NMDA receptors are found throughout the post-synaptic membrane and act as a coincidence detector. The NMDA detects both glutamate released by pre-synaptic vesicles and depolarization of the post-synaptic membrane. The NMDA receptor exhibits voltage-dependent block by magnesium ions. Depolarization of the post-synaptic membrane (i.e. backward propagating dendritic spike) causes the magnesium ion to be removed from the channel, favoring channel opening. NMDA receptor activation thereby allows calcium influx. Neurons that "fire together wire together" refer to strengthening of synaptic connections through NMDA receptors when glutamate release is coincident with post-synaptic depolarization. This form of wiring is known as long term potentiation. Synaptic connection can also be weakened when the activity of neurons is uncorrelated, also known as long term depression.

The dependence of post-synaptic depolarization in STDP indicates the importance of dendritic spikes. In general, post-synaptic depolarization occurs coincidentally with pre-synaptic activity when a backwards propagating signal reaches the post-synaptic membrane. Dendritic spikes allow backward propagating signals to reach and depolarize the post-synaptic membrane. The strengthening and weakening of synaptic connections is one proposed method of memory formation and learning.

==Experimental Methods==

=== Two-Photon Glutamate Uncaging ===
Two-photon glutamate uncaging, a type of photostimulation, has become the premier tool for studying dendritic spikes due to its high level of precision.

===Patch Clamp===

The cell-attached patch clamp uses a micropipette attached to the cell membrane to allow recording from a single ion channel.

Patch clamp recording is used to measure electrical activity in neurons. The technique uses a one micrometer diameter open tip glass micropipette to suction the membrane of a cell. The pipette is filled with ionic solution, and a silver wire is placed in the solution to conduct and amplify electrical signals. The ion solution can be varied and drugs can be delivered through the micropipette to study the effects of current under various conditions. Receptor and voltage-gated channel antagonists are often applied (i.e. nickel used to block NMDA receptors) in order to study the effects of ion channels on dendritic spike initiation. Current injection is often paired with patch clamp recordings in order to observe current modulation due to various experimental factors.

===Extracellular Electrophysiology===

Tetrode recording methods have also been shown to occasionally allow for observation of dendritic membrane potentials and dendritic action potentials. Interestingly, the chronic recording paradigm that demonstrated this also showed that dendritic voltage properties exhibited egocentric spatial maps comparable to pyramidal neurons. This rare phenomenon may be due to a glial sheath forming around the tetrode tips, creating a high impedance sea, similar to a gigaohm seal in patch recordings, that allows for such small and localized voltage measurement to be made.

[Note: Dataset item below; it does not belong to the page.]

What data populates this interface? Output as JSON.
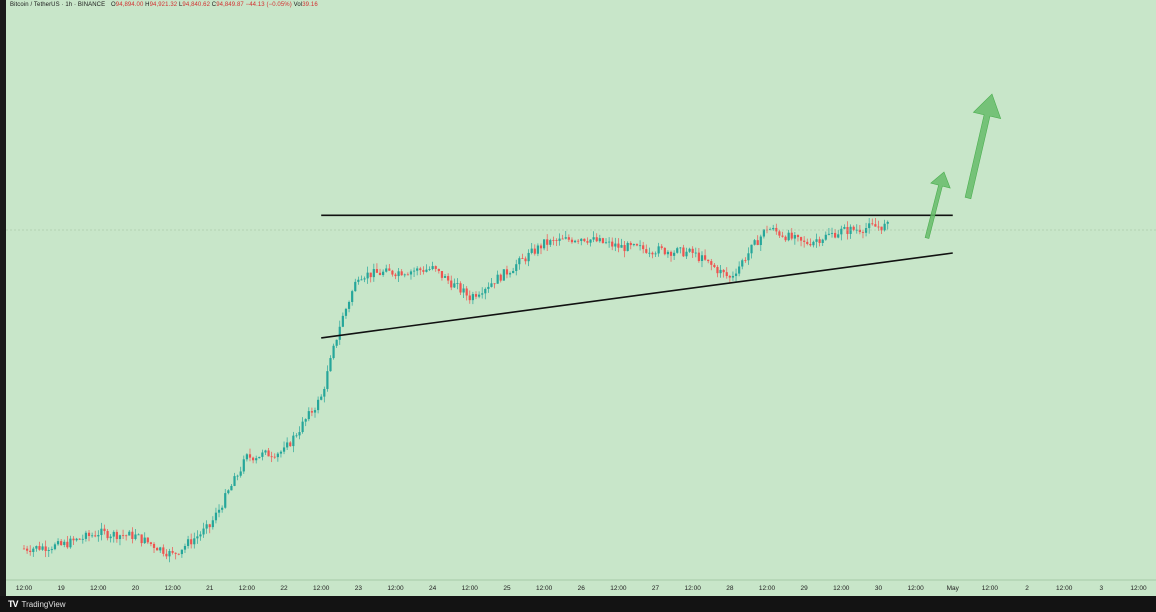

===Staining and Labeling===
Staining and labeling techniques are often used in microscopy to help identify specific structures in a cell. Staining usually involves the use of dyes that are absorbed by various cell structures at different rates. Labeling involves the use of fluorescence to identify specific molecules. Fluorophores, fluorescent molecules, may be directly attached or attached to an antibody in order to detect a specific target. In the case of dendritic spikes, staining and labeling are used to identify and quantify the presence of certain voltage-gated channels. For example, rabbit polyclonal antibodies raised against synthetic peptide sequences have been used to identify the presence of Nav1.2, Nav1.3, and Nav1.6 sodium channels in dendrites of the globus pallidus neuron.

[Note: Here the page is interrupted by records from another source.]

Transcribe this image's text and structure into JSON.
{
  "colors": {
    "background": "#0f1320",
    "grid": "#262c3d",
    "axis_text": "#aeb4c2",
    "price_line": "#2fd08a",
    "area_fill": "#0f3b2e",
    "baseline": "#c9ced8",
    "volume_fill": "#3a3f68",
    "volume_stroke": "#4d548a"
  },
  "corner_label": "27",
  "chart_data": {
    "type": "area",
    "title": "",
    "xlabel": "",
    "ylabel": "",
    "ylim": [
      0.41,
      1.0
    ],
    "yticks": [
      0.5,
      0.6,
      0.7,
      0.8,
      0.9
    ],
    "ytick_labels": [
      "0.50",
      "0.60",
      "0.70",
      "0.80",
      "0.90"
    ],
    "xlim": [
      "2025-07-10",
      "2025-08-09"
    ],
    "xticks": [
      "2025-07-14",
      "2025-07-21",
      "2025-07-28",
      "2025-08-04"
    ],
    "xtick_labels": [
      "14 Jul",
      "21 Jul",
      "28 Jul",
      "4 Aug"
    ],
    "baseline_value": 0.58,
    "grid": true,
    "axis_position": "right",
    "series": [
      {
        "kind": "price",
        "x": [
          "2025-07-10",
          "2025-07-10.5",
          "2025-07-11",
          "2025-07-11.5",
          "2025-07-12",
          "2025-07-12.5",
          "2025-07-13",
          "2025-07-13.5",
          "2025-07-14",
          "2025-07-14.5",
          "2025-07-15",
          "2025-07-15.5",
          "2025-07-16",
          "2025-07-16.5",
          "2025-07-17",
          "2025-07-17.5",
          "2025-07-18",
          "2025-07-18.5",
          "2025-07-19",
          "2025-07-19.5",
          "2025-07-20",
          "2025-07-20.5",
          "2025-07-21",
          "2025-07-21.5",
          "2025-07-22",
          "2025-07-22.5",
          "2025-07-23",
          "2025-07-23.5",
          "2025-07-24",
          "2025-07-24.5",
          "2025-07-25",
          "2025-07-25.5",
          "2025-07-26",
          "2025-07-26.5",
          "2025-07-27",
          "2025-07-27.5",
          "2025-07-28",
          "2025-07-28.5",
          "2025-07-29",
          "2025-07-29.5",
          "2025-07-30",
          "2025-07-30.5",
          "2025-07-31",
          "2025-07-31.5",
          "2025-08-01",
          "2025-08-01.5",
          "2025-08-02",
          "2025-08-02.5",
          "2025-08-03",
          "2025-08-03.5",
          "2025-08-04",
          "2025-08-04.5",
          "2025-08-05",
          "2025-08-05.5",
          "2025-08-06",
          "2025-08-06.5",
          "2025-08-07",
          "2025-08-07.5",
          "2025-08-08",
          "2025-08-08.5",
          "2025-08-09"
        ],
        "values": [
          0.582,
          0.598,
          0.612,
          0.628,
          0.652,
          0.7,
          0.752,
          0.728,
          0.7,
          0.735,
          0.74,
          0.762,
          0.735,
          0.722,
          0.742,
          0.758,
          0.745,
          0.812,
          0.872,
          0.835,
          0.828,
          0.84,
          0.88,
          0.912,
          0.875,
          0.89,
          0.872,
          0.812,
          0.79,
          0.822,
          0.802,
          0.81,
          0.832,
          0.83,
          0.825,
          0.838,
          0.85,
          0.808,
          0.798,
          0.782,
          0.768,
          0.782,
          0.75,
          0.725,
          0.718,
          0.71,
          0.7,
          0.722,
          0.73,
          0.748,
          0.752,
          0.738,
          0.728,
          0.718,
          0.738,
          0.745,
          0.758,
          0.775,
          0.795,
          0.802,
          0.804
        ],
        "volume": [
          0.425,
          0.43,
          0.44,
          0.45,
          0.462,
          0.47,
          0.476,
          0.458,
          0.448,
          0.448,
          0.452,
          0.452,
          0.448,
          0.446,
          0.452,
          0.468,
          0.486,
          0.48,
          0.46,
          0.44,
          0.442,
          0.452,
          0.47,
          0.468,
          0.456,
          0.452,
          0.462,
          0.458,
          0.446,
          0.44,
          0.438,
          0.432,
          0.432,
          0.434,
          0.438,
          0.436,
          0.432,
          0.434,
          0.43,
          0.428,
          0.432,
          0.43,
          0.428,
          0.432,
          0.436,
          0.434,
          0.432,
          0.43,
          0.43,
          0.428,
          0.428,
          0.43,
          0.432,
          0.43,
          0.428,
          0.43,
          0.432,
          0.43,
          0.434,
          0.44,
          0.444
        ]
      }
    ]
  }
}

===Computational Modeling===
Computational modeling of neurons, artificial neural networking, has become a very popular tool in investigating the properties of neuronal signaling. These models are based on biological neural networks. Computational modeling can be used to study single neurons, groups of neurons, or even networks of neurons. This field has generated much interest and serves as a tool for all branches of neuroscience research including dendritic spike initiation.